The saga began in the spring of 2013. At that point, the station was anchored by morning DJ Jack Diamond, né Harvey Fischer. For 24 years, he had enlivened his audience’s mornings bantering with various sidekicks, the last two being Jimmy Alexander and Erica Hilary.

Then, one morning, they were gone. No warning, no graceful hand-off. One of the brothers who founded and controlled Cumulus was quoted at the time as saying that the audience had spoken through declining ratings. Other reports had it that Diamond was offered a healthy bonus to transition to his former sidekick Bert Weiss, but wanted none of it. Nice things were quoted, but Diamond was unceremoniously replaced by Weiss’s syndicated show out of Atlanta.

And then, a year later, just as suddenly, Bert and his crew were gone too. Management reportedly decided they needed a more local host. In stepped afternoon DJ Marco to handle duties until a new cast appeared: Sarah, Ty and Mel — two former sidekicks from the rival 99.5 Kane show: Sarah Fraser and Melanie Glazener, joined by Ty Bentli who moved down from New York.
Promising a new kind of show, the three found a unique voice. And while the morning callers suggested they were getting traction, the all-important ratings apparently never reached management’s threshold for success.

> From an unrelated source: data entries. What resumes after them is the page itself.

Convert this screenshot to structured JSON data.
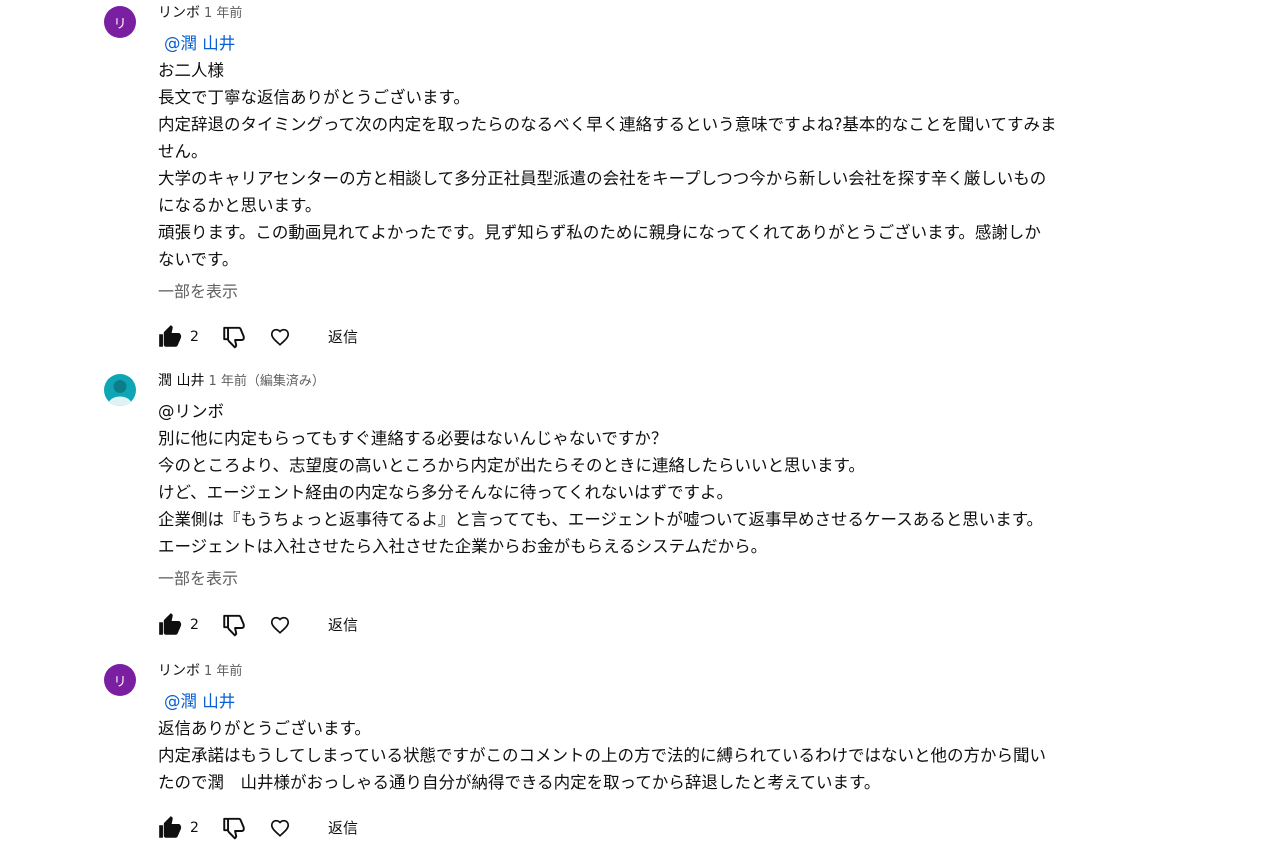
{
  "comments": [
    {
      "avatar_letter": "リ",
      "avatar_color": "#7b1fa2",
      "author": "リンボ",
      "meta": "1 年前",
      "mention": "@潤 山井",
      "lines": [
        "お二人様",
        "長文で丁寧な返信ありがとうございます。",
        "内定辞退のタイミングって次の内定を取ったらのなるべく早く連絡するという意味ですよね?基本的なことを聞いてすみま",
        "せん。",
        "大学のキャリアセンターの方と相談して多分正社員型派遣の会社をキープしつつ今から新しい会社を探す辛く厳しいもの",
        "になるかと思います。",
        "頑張ります。この動画見れてよかったです。見ず知らず私のために親身になってくれてありがとうございます。感謝しか",
        "ないです。"
      ],
      "show_more": "一部を表示",
      "likes": "2",
      "reply": "返信"
    },
    {
      "avatar_color": "#0ea5b4",
      "author": "潤 山井",
      "meta": "1 年前（編集済み）",
      "lines": [
        "@リンボ",
        "別に他に内定もらってもすぐ連絡する必要はないんじゃないですか？",
        "今のところより、志望度の高いところから内定が出たらそのときに連絡したらいいと思います。",
        "けど、エージェント経由の内定なら多分そんなに待ってくれないはずですよ。",
        "企業側は『もうちょっと返事待てるよ』と言ってても、エージェントが嘘ついて返事早めさせるケースあると思います。",
        "エージェントは入社させたら入社させた企業からお金がもらえるシステムだから。"
      ],
      "show_more": "一部を表示",
      "likes": "2",
      "reply": "返信"
    },
    {
      "avatar_letter": "リ",
      "avatar_color": "#7b1fa2",
      "author": "リンボ",
      "meta": "1 年前",
      "mention": "@潤 山井",
      "lines": [
        "返信ありがとうございます。",
        "内定承諾はもうしてしまっている状態ですがこのコメントの上の方で法的に縛られているわけではないと他の方から聞い",
        "たので潤　山井様がおっしゃる通り自分が納得できる内定を取ってから辞退したと考えています。"
      ],
      "likes": "2",
      "reply": "返信"
    }
  ]
}
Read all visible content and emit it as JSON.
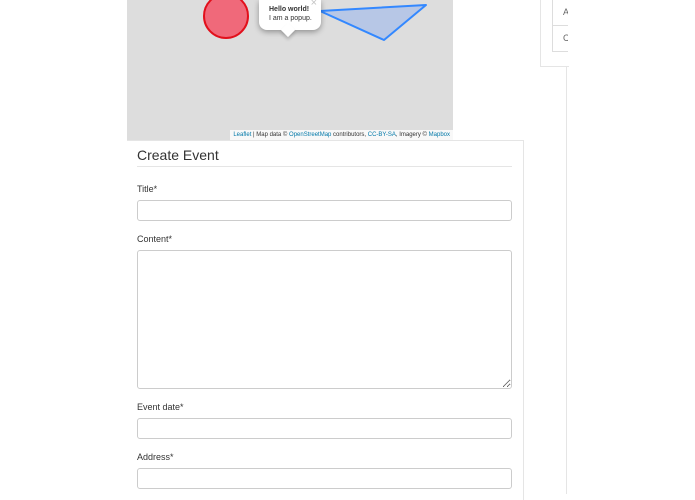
{
  "map": {
    "popup": {
      "close": "×",
      "title": "Hello world!",
      "text": "I am a popup."
    },
    "attribution": {
      "leaflet": "Leaflet",
      "map_data": " | Map data © ",
      "osm": "OpenStreetMap",
      "contributors": " contributors, ",
      "license": "CC-BY-SA",
      "imagery": ", Imagery © ",
      "mapbox": "Mapbox"
    },
    "colors": {
      "background": "#dddddd",
      "circle_stroke": "#e2101c",
      "circle_fill": "#f0697a",
      "polygon_stroke": "#3388ff",
      "polygon_fill": "#b7c7e6"
    }
  },
  "side": {
    "items": [
      "A",
      "C"
    ]
  },
  "form": {
    "title": "Create Event",
    "fields": {
      "title_label": "Title*",
      "title_value": "",
      "content_label": "Content*",
      "content_value": "",
      "date_label": "Event date*",
      "date_value": "",
      "address_label": "Address*",
      "address_value": ""
    }
  }
}
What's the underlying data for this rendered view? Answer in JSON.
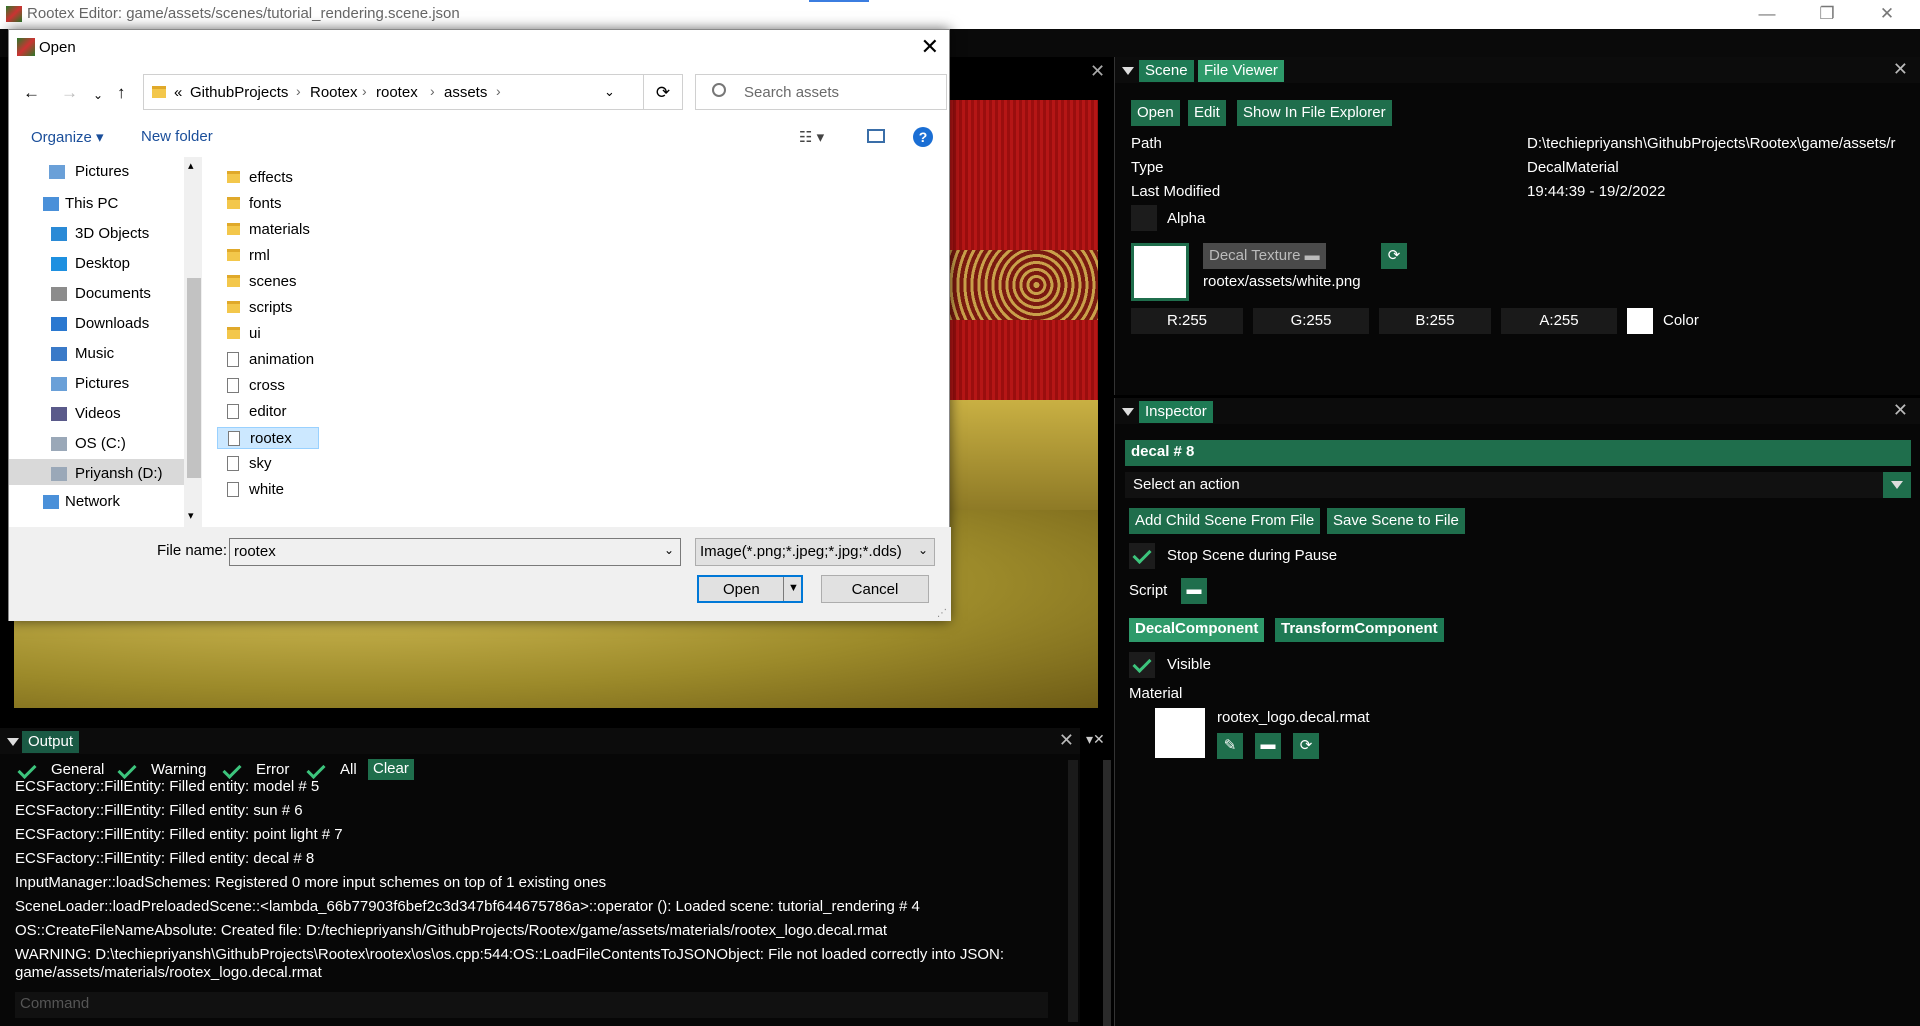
{
  "window": {
    "title": "Rootex Editor: game/assets/scenes/tutorial_rendering.scene.json",
    "minimize": "—",
    "restore": "❐",
    "close": "✕"
  },
  "scene_panel": {
    "tabs": [
      "Scene",
      "File Viewer"
    ],
    "buttons": [
      "Open",
      "Edit",
      "Show In File Explorer"
    ],
    "props": [
      {
        "label": "Path",
        "value": "D:\\techiepriyansh\\GithubProjects\\Rootex\\game/assets/r"
      },
      {
        "label": "Type",
        "value": "DecalMaterial"
      },
      {
        "label": "Last Modified",
        "value": "19:44:39 - 19/2/2022"
      }
    ],
    "alpha_label": "Alpha",
    "decal_texture_button": "Decal Texture",
    "texture_path": "rootex/assets/white.png",
    "rgba": [
      "R:255",
      "G:255",
      "B:255",
      "A:255"
    ],
    "color_label": "Color"
  },
  "inspector": {
    "tab": "Inspector",
    "entity": "decal # 8",
    "action_placeholder": "Select an action",
    "buttons": [
      "Add Child Scene From File",
      "Save Scene to File"
    ],
    "stop_scene_label": "Stop Scene during Pause",
    "script_label": "Script",
    "component_tabs": [
      "DecalComponent",
      "TransformComponent"
    ],
    "visible_label": "Visible",
    "material_label": "Material",
    "material_file": "rootex_logo.decal.rmat"
  },
  "output": {
    "tab": "Output",
    "filters": [
      "General",
      "Warning",
      "Error",
      "All"
    ],
    "clear_label": "Clear",
    "lines": [
      "ECSFactory::FillEntity: Filled entity: model # 5",
      "ECSFactory::FillEntity: Filled entity: sun # 6",
      "ECSFactory::FillEntity: Filled entity: point light # 7",
      "ECSFactory::FillEntity: Filled entity: decal # 8",
      "InputManager::loadSchemes: Registered 0 more input schemes on top of 1 existing ones",
      "SceneLoader::loadPreloadedScene::<lambda_66b77903f6bef2c3d347bf644675786a>::operator (): Loaded scene: tutorial_rendering # 4",
      "OS::CreateFileNameAbsolute: Created file: D:/techiepriyansh/GithubProjects/Rootex/game/assets/materials/rootex_logo.decal.rmat",
      "WARNING: D:\\techiepriyansh\\GithubProjects\\Rootex\\rootex\\os\\os.cpp:544:OS::LoadFileContentsToJSONObject: File not loaded correctly into JSON:",
      "game/assets/materials/rootex_logo.decal.rmat"
    ],
    "command_placeholder": "Command"
  },
  "dialog": {
    "title": "Open",
    "breadcrumb": [
      "«",
      "GithubProjects",
      "Rootex",
      "rootex",
      "assets"
    ],
    "search_placeholder": "Search assets",
    "organize": "Organize ▾",
    "new_folder": "New folder",
    "nav_items": [
      "Pictures",
      "This PC",
      "3D Objects",
      "Desktop",
      "Documents",
      "Downloads",
      "Music",
      "Pictures",
      "Videos",
      "OS (C:)",
      "Priyansh (D:)",
      "Network"
    ],
    "folders": [
      "effects",
      "fonts",
      "materials",
      "rml",
      "scenes",
      "scripts",
      "ui"
    ],
    "files": [
      "animation",
      "cross",
      "editor",
      "rootex",
      "sky",
      "white"
    ],
    "selected_file": "rootex",
    "file_name_label": "File name:",
    "file_name_value": "rootex",
    "file_type": "Image(*.png;*.jpeg;*.jpg;*.dds)",
    "open_button": "Open",
    "cancel_button": "Cancel"
  }
}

Last month, the revolving door spun again. The new crew was gone and Jack, the man who stormed out in a huff, is back. Diamond commented that you can indeed go home (a fact proven by numerous college graduates). But it was not just Jack. The station also reversed the change in name and format that started the whole ruckus, moving back to a Hot AC (hot adult contemporary) mix from the Contemporary Hits Radio format (the subtle differences in music programming escape us) and reverting to Mix 107.3. Just like that, forward to the past.

Sarah, Ty and Mel handled the clear disappointment of their midnight execution with the stoicism of people who know better than to burn bridges in the very small radio world. Ousted Sarah Fraser penned the well-worn euphemism of “the station is moving in another direction.” It was announced that she would move to a noon slot to go with an all-Christmas music lineup.

But head to the Mix 107.3 website (as of deadline), and there’s no Fraser. In fact, there are no names other than Jack Diamond. The Christmas music never appeared either.

Slate cleaned. High drama in Radioland.

But that was just the surface waves. Underwater, there has been just as much turmoil. It is hard to get an accurate count, but it seems that RQX had four program directors since Diamond strode out the door, the last ejection being that of Jan Jeffries, the person who engineered Diamond’s return. Current program director Louie Diaz paused when asked to remember whether he had actually begun at the Jennifer Street studio before Diamond’s reappearance.

Even bigger, after a failed venture and declining stock, RQX’s owner, Cumulus, pushed aside the founding brothers and brought in a magazine turn-around artist.

So, can you ever truly go home? The time between Diamond’s departure and return has seen perhaps more changes in the media landscape than his entire previous two-decade reign. Facebook today is a premium content distributor. Podcasts are hot and audience time-shifting is the norm rather than an anomaly. But people still commute, so there may yet be an audience for Diamond.

Diaz says the format reversion was driven by the realization that while a younger audience was tuning in to the new format, the older Mix audience wasn’t sticking around. The numbers just weren’t working, he explains, and it was time for the station to get back to what worked before (ignoring the ostensible reason Diamond was ousted). According to Diaz, it is a new Jack Diamond, with a far livelier program that includes new segments and increased listener interaction and engagement. (We don’t recall an issue with Diamond’s audience engagement.)

Diamond did not reply either to emails or attempts to reach him by phone. He has no small mountain to climb. The current ratings put the station at half the listenership of main rival Hot 99.5.

Diamond says you can go home. Cumulus has bet that he is right. Stay tuned, and we’ll all get to find out.

Amos Gelb is director of the Washington Media Institute.